The Multiple Futures Prediction (MFP) architecture is shown above. For an arbitrary number of agents in the scene, we first use RNNs to encode their past trajectories into feature vectors. Dynamic attentional contextual encoding aggregates interactions and relational information. For each agent, a distribution over its latent modes are then predicted. You can think of the latent modes representing conservative/aggressive behaviors or directional (left vs. right turns) intentions. Given a distribution over the latent modes, decoding RNNs are then employed to decode or forecast future temporal trajectories. The MFP is a latent-variable graphical model and we use the EM algorithm to optimize the evidence lower-bound.
This code is tested with Python 3.6, and PyTorch 1.1.0. Conda or Virtualenv is recommended.
Use pip (recent version, e.g. 20.1) to install dependencies, for example:
python3.6 -m venv .venv # Create new venv
source ./venv/bin/activate # Activate it
pip install -U pip # Update to latest version of pip
pip install -r requirements.txt # Install everything
- Obtain NGSIM Dataset here (US-101 and I-80):
(https://data.transportation.gov/Automobiles/Next-Generation-Simulation-NGSIM-Vehicle-Trajector/8ect-6jqj)
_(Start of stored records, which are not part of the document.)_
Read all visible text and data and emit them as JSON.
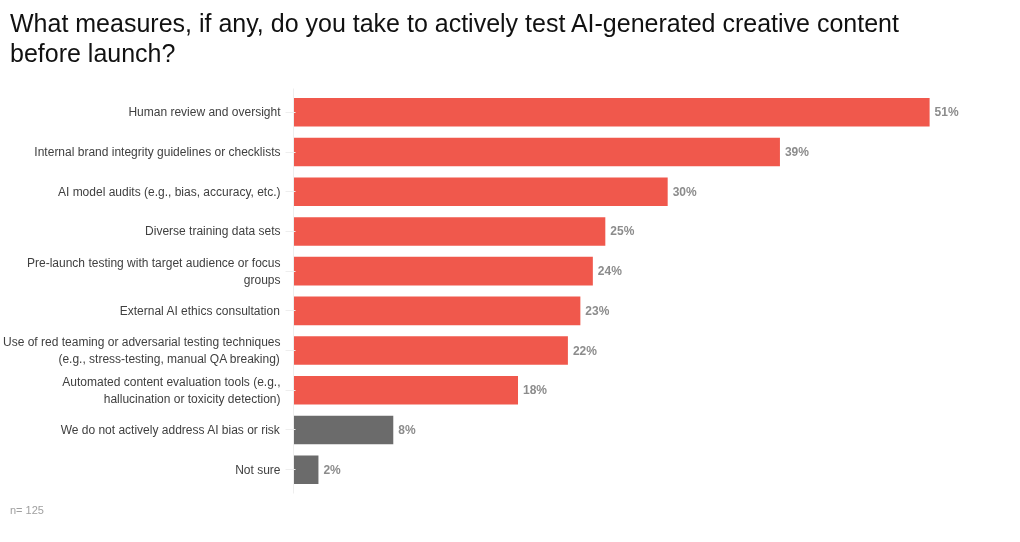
{
  "chart_data": {
    "type": "bar",
    "orientation": "horizontal",
    "title": "What measures, if any, do you take to actively test AI-generated creative content before launch?",
    "categories": [
      "Human review and oversight",
      "Internal brand integrity guidelines or checklists",
      "AI model audits (e.g., bias, accuracy, etc.)",
      "Diverse training data sets",
      "Pre-launch testing with target audience or focus groups",
      "External AI ethics consultation",
      "Use of red teaming or adversarial testing techniques (e.g., stress-testing, manual QA breaking)",
      "Automated content evaluation tools (e.g., hallucination or toxicity detection)",
      "We do not actively address AI bias or risk",
      "Not sure"
    ],
    "values": [
      51,
      39,
      30,
      25,
      24,
      23,
      22,
      18,
      8,
      2
    ],
    "colors": [
      "#f0584c",
      "#f0584c",
      "#f0584c",
      "#f0584c",
      "#f0584c",
      "#f0584c",
      "#f0584c",
      "#f0584c",
      "#6b6b6b",
      "#6b6b6b"
    ],
    "value_labels": [
      "51%",
      "39%",
      "30%",
      "25%",
      "24%",
      "23%",
      "22%",
      "18%",
      "8%",
      "2%"
    ],
    "tick_labels": "y",
    "grid": false,
    "annotations": [
      "n= 125"
    ]
  }
}
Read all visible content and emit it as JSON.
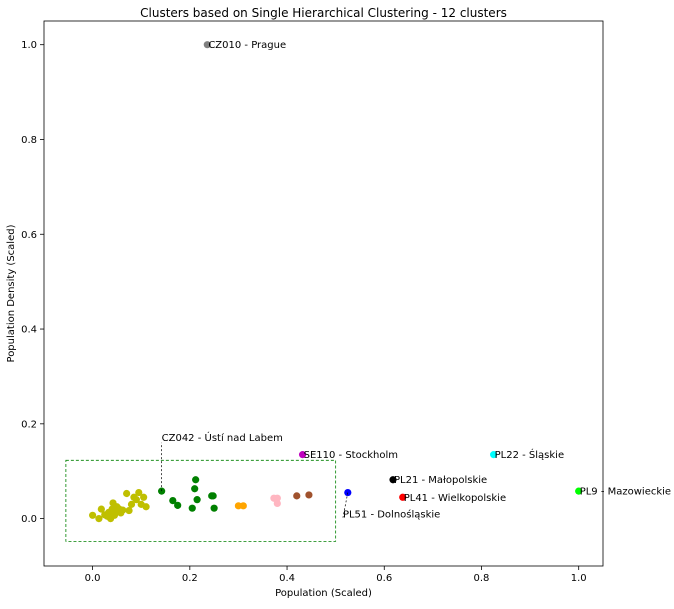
{
  "chart_data": {
    "type": "scatter",
    "title": "Clusters based on Single Hierarchical Clustering - 12 clusters",
    "xlabel": "Population (Scaled)",
    "ylabel": "Population Density (Scaled)",
    "xlim": [
      -0.1,
      1.05
    ],
    "ylim": [
      -0.1,
      1.05
    ],
    "xticks": [
      0.0,
      0.2,
      0.4,
      0.6,
      0.8,
      1.0
    ],
    "yticks": [
      0.0,
      0.2,
      0.4,
      0.6,
      0.8,
      1.0
    ],
    "grid": false,
    "legend": "none",
    "series": [
      {
        "color": "#bfbf00",
        "points": [
          [
            0.0,
            0.007
          ],
          [
            0.013,
            0.0
          ],
          [
            0.018,
            0.02
          ],
          [
            0.025,
            0.008
          ],
          [
            0.03,
            0.005
          ],
          [
            0.033,
            0.013
          ],
          [
            0.037,
            0.0
          ],
          [
            0.04,
            0.02
          ],
          [
            0.042,
            0.033
          ],
          [
            0.045,
            0.007
          ],
          [
            0.048,
            0.015
          ],
          [
            0.05,
            0.025
          ],
          [
            0.055,
            0.02
          ],
          [
            0.058,
            0.012
          ],
          [
            0.062,
            0.018
          ],
          [
            0.07,
            0.053
          ],
          [
            0.075,
            0.017
          ],
          [
            0.08,
            0.03
          ],
          [
            0.085,
            0.045
          ],
          [
            0.09,
            0.04
          ],
          [
            0.095,
            0.055
          ],
          [
            0.1,
            0.03
          ],
          [
            0.105,
            0.045
          ],
          [
            0.11,
            0.025
          ]
        ]
      },
      {
        "color": "#008000",
        "points": [
          [
            0.142,
            0.058
          ],
          [
            0.165,
            0.038
          ],
          [
            0.175,
            0.028
          ],
          [
            0.205,
            0.022
          ],
          [
            0.21,
            0.063
          ],
          [
            0.212,
            0.082
          ],
          [
            0.215,
            0.04
          ],
          [
            0.245,
            0.048
          ],
          [
            0.248,
            0.048
          ],
          [
            0.25,
            0.022
          ]
        ]
      },
      {
        "color": "#ffa500",
        "points": [
          [
            0.3,
            0.027
          ],
          [
            0.31,
            0.027
          ]
        ]
      },
      {
        "color": "#ffb6c1",
        "points": [
          [
            0.373,
            0.043
          ],
          [
            0.38,
            0.043
          ],
          [
            0.38,
            0.032
          ]
        ]
      },
      {
        "color": "#a0522d",
        "points": [
          [
            0.42,
            0.048
          ],
          [
            0.445,
            0.05
          ]
        ]
      },
      {
        "color": "#808080",
        "points": [
          [
            0.236,
            1.0
          ]
        ]
      },
      {
        "color": "#bf00bf",
        "points": [
          [
            0.432,
            0.135
          ]
        ]
      },
      {
        "color": "#00ffff",
        "points": [
          [
            0.825,
            0.135
          ]
        ]
      },
      {
        "color": "#000000",
        "points": [
          [
            0.618,
            0.082
          ]
        ]
      },
      {
        "color": "#ff0000",
        "points": [
          [
            0.638,
            0.045
          ]
        ]
      },
      {
        "color": "#0000ff",
        "points": [
          [
            0.525,
            0.055
          ]
        ]
      },
      {
        "color": "#00ff00",
        "points": [
          [
            1.0,
            0.058
          ]
        ]
      }
    ],
    "annotations": [
      {
        "text": "CZ010 - Prague",
        "x": 0.236,
        "y": 1.0,
        "anchor": "right"
      },
      {
        "text": "SE110 - Stockholm",
        "x": 0.432,
        "y": 0.135,
        "anchor": "right"
      },
      {
        "text": "PL22 - Śląskie",
        "x": 0.825,
        "y": 0.135,
        "anchor": "right"
      },
      {
        "text": "PL21 - Małopolskie",
        "x": 0.618,
        "y": 0.082,
        "anchor": "right"
      },
      {
        "text": "PL41 - Wielkopolskie",
        "x": 0.638,
        "y": 0.045,
        "anchor": "right"
      },
      {
        "text": "PL9 - Mazowieckie",
        "x": 1.0,
        "y": 0.058,
        "anchor": "right"
      },
      {
        "text": "CZ042 - Ústí nad Labem",
        "x": 0.142,
        "y": 0.058,
        "anchor": "leader",
        "label_x": 0.142,
        "label_y": 0.16
      },
      {
        "text": "PL51 - Dolnośląskie",
        "x": 0.525,
        "y": 0.055,
        "anchor": "leader",
        "label_x": 0.515,
        "label_y": 0.002
      }
    ],
    "highlight_box": {
      "x0": -0.055,
      "x1": 0.5,
      "y0": -0.048,
      "y1": 0.123,
      "color": "#008000",
      "style": "dashed"
    }
  }
}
Specifically you will need these files:
US-101:
'0750am-0805am/trajectories-0750am-0805am.txt'
'0805am-0820am/trajectories-0805am-0820am.txt'
'0820am-0835am/trajectories-0820am-0835am.txt'
I-80:
'0400pm-0415pm/trajectories-0400-0415.txt'
'0500pm-0515pm/trajectories-0500-0515.txt'
'0515pm-0530pm/trajectories-0515-0530.txt'
-
Preprocess dataset with code from Nachiket Deo and Mohan M. Trivedi:
[Convolutional Social Pooling for Vehicle Trajectory Prediction.] (CVPRW, 2018)
(https://github.com/nachiket92/conv-social-pooling) -
From the conv-social-pooling repo, run prepocess_data.m, this should obtain three files:
TrainSet.mat, ValSet.mat, and TestSet.mat. Copy them to the ngsim_data folder.
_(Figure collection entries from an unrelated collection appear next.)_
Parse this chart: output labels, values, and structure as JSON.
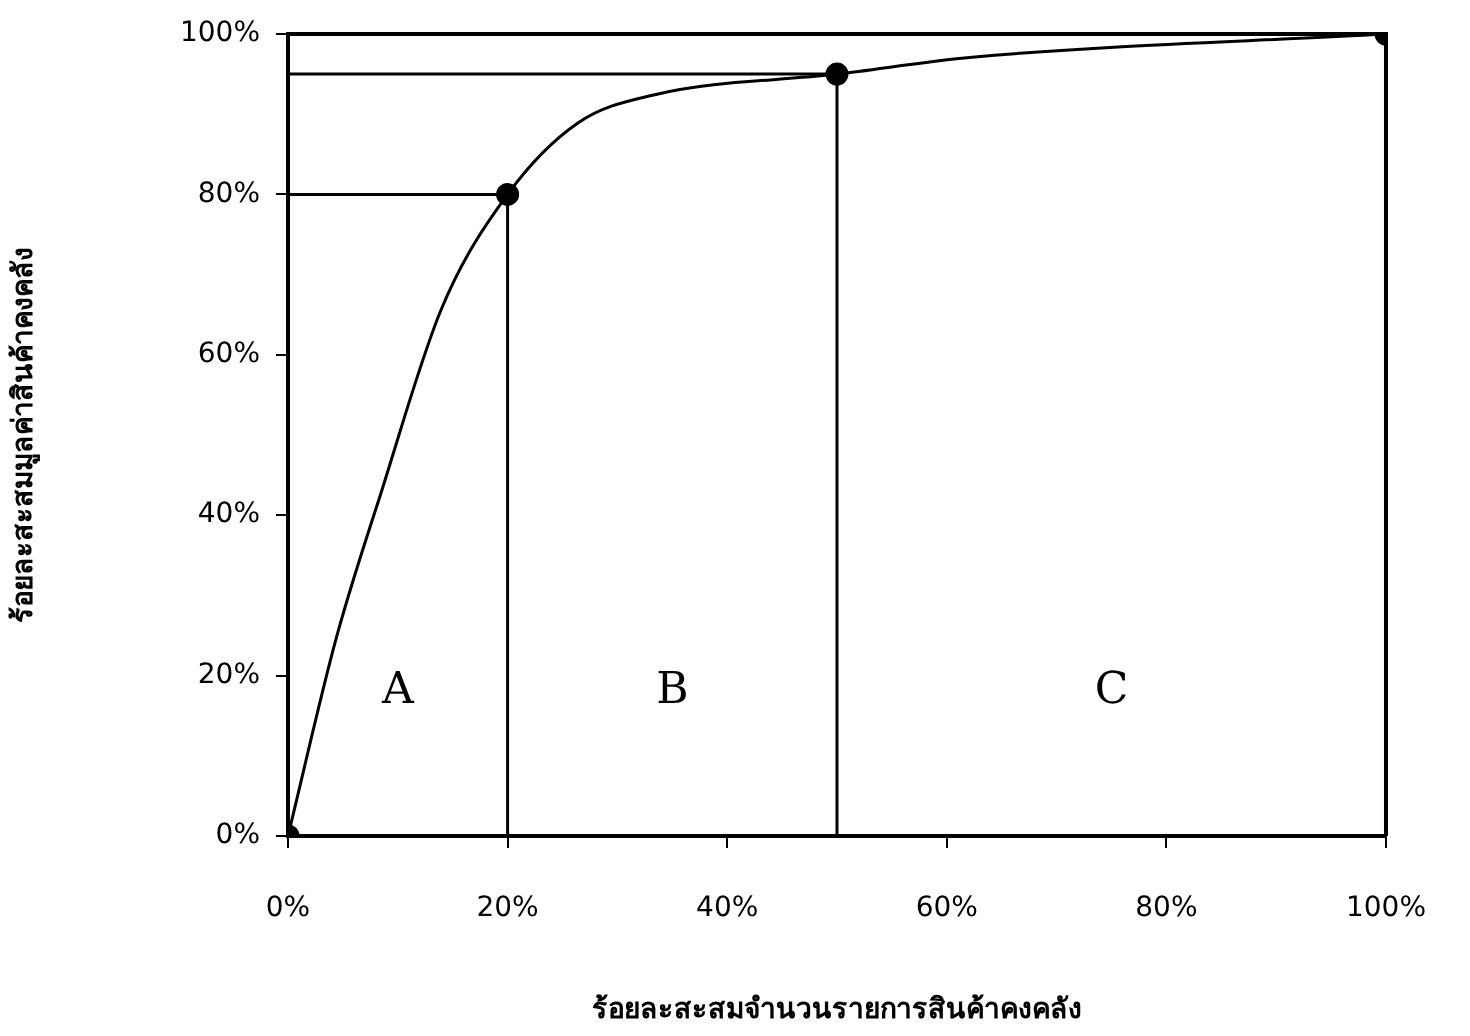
{
  "chart_data": {
    "type": "line",
    "xlabel": "ร้อยละสะสมจำนวนรายการสินค้าคงคลัง",
    "ylabel": "ร้อยละสะสมมูลค่าสินค้าคงคลัง",
    "xlim": [
      0,
      100
    ],
    "ylim": [
      0,
      100
    ],
    "xticks": [
      {
        "value": 0,
        "label": "0%"
      },
      {
        "value": 20,
        "label": "20%"
      },
      {
        "value": 40,
        "label": "40%"
      },
      {
        "value": 60,
        "label": "60%"
      },
      {
        "value": 80,
        "label": "80%"
      },
      {
        "value": 100,
        "label": "100%"
      }
    ],
    "yticks": [
      {
        "value": 0,
        "label": "0%"
      },
      {
        "value": 20,
        "label": "20%"
      },
      {
        "value": 40,
        "label": "40%"
      },
      {
        "value": 60,
        "label": "60%"
      },
      {
        "value": 80,
        "label": "80%"
      },
      {
        "value": 100,
        "label": "100%"
      }
    ],
    "grid": false,
    "legend": false,
    "series": [
      {
        "color": "#000000",
        "marker": "none",
        "x": [
          0,
          4.4,
          8.5,
          14,
          20,
          26.4,
          33.3,
          50,
          62.3,
          100
        ],
        "values": [
          0,
          24.7,
          42.9,
          65.8,
          80,
          88.9,
          92.4,
          95,
          97.1,
          100
        ]
      },
      {
        "type": "scatter",
        "color": "#000000",
        "marker": "circle",
        "x": [
          0,
          20,
          50,
          100
        ],
        "values": [
          0,
          80,
          95,
          100
        ]
      },
      {
        "color": "#000000",
        "marker": "none",
        "x": [
          0,
          20,
          20
        ],
        "values": [
          80,
          80,
          0
        ]
      },
      {
        "color": "#000000",
        "marker": "none",
        "x": [
          0,
          50,
          50
        ],
        "values": [
          95,
          95,
          0
        ]
      }
    ],
    "annotations": [
      "A",
      "B",
      "C"
    ]
  }
}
train_ngsim --config multiple_futures_prediction/configs/mfp2_ngsim.gin
or
python -m multiple_futures_prediction.cmd.train_ngsim_cmd --config multiple_futures_prediction/configs/mfp2_ngsim.gin
Hyperparameters (e.g. specifying how many modes of MFP) can be specified in the .gin config files.
Expected training outputs:
Epoch no: 0 update: 99 | Avg train loss: 57.3198 learning_rate:0.00100
Epoch no: 0 update: 199 | Avg train loss: 4.7679 learning_rate:0.00100
Epoch no: 0 update: 299 | Avg train loss: 4.3250 learning_rate:0.00100
Epoch no: 0 update: 399 | Avg train loss: 4.0717 learning_rate:0.00100
Epoch no: 0 update: 499 | Avg train loss: 3.9722 learning_rate:0.00100
Epoch no: 0 update: 599 | Avg train loss: 3.8525 learning_rate:0.00100
Epoch no: 0 update: 699 | Avg train loss: 3.5253 learning_rate:0.00100
Epoch no: 0 update: 799 | Avg train loss: 3.6077 learning_rate:0.00100
Epoch no: 0 update: 899 | Avg train loss: 3.4526 learning_rate:0.00100
Epoch no: 0 update: 999 | Avg train loss: 3.5830 learning_rate:0.00100
Starting eval
eval val_dl nll
tensor([-1.5164, -0.3173, 0.3902, 0.9374, 1.3751, 1.7362, 2.0362, 2.3008,
2.5510, 2.7974, 3.0370, 3.2702, 3.4920, 3.7007, 3.8979, 4.0836,
4.2569, 4.4173, 4.5682, 4.7082, 4.8378, 4.9581, 5.0716, 5.1855,
5.3239])
Depending on the CPU/GPU available, it can take from one to two days to complete 300K training updates on the NGSIM dataset and match the results in Table 5 of the paper.
This code is released under the LICENSE terms.